Apesar de mirar nos peixe graúdos deste mercado, Fróes também está colocando em marcha uma estratégia específica para o segmento de geração distribuída. Neste filão, o foco são os consumidores residenciais e os pequenos comércios que recebem energia em baixa tensão. Se no caso do mercado livre o argumento de venda é a garantia de abastecimento na quantidade contratada e pelo valor pactuado, para este público o apelo da geração distribuída se concentra na possibilidade de redução do gasto com energia. “Levando-se em conta a tarifa de baixa tensão cobrada em Minas Gerais, a economia pode chegar a 15%”, destaca o empreendedor.
Para atender este público, a Solatio captou R$ 1 bilhão junto a investidores e a meta é fechar o ano com uma carteira composta por cerca de 100 mil clientes. Um número bastante conservador quando comparado às 3,2 milhões de pontos de conexão da Cemig, a concessionária de energia elétrica estadual. “Trata-se de um segmento difícil, pois depende de um afinado processo de captação de clientes”, diz.
Para reduzir custos e as desconfianças naturais em relação a um serviço ainda pouco difundido por aqui, a Solatio fez uma parceria com a Sicoob, uma das maiores cooperativas de crédito do Brasil e que vai atuar como ponto de venda do serviço. Também investiu em atendimento eletrônico para dirimir dúvidas e em uma campanha de marketing direto, baseada em ferramentas de business intelligence, com o objetivo de sensibilizar um milhão de consumidores nas regiões Nordeste e Sudeste.

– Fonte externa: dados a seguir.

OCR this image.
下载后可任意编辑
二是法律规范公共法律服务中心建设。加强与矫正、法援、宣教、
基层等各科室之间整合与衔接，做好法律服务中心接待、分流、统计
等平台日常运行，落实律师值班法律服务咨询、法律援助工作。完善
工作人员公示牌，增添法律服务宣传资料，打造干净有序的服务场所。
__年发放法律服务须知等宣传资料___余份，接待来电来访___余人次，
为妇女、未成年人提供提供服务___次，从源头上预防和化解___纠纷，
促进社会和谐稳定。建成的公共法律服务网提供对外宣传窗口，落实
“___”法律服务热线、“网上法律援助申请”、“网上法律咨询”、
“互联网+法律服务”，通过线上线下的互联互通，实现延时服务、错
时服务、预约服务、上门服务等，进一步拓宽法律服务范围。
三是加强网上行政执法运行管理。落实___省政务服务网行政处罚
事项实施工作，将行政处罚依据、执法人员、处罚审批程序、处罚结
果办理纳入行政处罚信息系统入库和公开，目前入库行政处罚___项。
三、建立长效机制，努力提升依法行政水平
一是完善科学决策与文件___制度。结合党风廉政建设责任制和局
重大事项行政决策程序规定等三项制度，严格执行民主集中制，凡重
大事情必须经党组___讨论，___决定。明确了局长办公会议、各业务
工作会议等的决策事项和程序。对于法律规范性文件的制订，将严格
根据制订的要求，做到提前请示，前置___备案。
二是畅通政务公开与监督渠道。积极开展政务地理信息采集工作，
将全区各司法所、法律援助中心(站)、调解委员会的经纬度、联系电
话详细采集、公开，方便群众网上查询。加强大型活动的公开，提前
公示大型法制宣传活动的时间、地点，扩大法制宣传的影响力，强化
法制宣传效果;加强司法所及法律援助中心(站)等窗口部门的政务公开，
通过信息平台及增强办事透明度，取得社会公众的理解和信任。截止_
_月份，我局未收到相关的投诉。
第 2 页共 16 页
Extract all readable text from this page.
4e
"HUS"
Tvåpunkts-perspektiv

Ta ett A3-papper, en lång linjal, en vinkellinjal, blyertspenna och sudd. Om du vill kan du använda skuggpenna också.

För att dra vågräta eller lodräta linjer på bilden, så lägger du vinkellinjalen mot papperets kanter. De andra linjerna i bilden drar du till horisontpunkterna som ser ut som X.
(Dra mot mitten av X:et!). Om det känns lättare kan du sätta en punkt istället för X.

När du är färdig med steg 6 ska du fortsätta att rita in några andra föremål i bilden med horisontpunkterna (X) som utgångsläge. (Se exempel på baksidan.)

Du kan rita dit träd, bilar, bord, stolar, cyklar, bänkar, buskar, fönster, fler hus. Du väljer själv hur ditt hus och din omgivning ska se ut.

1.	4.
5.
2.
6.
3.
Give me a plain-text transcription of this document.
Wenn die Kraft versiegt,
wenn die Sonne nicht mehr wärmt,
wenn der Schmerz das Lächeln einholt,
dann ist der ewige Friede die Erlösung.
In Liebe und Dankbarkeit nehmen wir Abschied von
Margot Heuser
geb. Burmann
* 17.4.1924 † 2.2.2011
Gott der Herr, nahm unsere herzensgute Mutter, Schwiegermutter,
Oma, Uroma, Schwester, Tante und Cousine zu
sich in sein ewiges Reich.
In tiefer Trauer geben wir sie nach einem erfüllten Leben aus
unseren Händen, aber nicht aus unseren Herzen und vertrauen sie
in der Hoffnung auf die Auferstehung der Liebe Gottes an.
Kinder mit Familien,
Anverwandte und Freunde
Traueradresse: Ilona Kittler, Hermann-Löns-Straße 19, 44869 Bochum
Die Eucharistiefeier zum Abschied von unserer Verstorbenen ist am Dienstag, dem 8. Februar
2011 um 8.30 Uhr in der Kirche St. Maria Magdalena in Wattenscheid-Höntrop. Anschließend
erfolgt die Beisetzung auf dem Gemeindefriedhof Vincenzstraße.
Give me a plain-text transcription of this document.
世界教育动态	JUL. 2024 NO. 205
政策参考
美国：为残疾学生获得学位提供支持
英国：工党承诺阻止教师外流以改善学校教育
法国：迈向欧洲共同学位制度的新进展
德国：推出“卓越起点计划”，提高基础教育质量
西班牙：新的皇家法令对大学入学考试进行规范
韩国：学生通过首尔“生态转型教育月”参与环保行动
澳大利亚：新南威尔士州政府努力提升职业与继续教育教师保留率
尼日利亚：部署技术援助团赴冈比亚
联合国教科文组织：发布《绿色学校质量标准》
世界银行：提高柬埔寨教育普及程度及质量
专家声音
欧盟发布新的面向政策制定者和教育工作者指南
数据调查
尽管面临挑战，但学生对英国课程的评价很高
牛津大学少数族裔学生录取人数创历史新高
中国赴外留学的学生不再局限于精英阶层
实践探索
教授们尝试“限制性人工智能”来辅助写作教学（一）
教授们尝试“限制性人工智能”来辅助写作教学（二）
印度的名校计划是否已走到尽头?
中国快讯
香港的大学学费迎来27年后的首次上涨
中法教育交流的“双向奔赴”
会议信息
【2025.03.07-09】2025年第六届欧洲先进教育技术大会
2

Os números da Agência Nacional de Energia Elétrica (Aneel) confirmam a percepção do empreendedor. No período janeiro-junho, a geração distribuída cresceu 77,83% em relação ao primeiro semestre de 2019. A usina da Solatio instalada em Pacaratu (MG), e cuja foto abre essa reportagem, é parte dessa estatística.
Aos 64 anos, dos quais 40 anos dedicados à atuação na área de engenharia metalúrgica, Fróes se tornou empreendedor meio que por acaso. Tudo começou em 2001, o ano marcado pela ameaça de apagão e no qual foi colocado em prática, pelo governo federal, um Plano Emergencial. Naquele cenário, houve um disputa feroz para garantir o fornecimento de energia. “Em apenas uma tarde, num passeio pela região central de Belo Horizonte, eu consegui vender toda a cota de energia térmica que estava sob minha responsabilidade”, lembra. A lista de clientes era compostas por pesos-pesados do setor siderúrgico, segmento intensivo em energia.
Hoje, a CMU Energia continua baseada em Belo Horizonte, onde 35 funcionários, sendo 22 engenheiros eletricistas, administram a maior carteira do mercado livre, do Brasil. Fróes se mantém como um defensor intransigente da energia renovável. Não apenas por questões ambientais como também pela lógica econômica.
“Há quatro anos eu comprei um carro elétrico, que eu abasteço em minha própria residência, com a energia gerada em placas solares”, conta. Nesta operação ele diz gastar ínfimos R$ 0,025 por cada quilômetro rodado ante R$ 1,00 na versão do sedan a gasolina. “O futuro da mobilidade no Brasil passa pelo veículo elétrico”, aposta.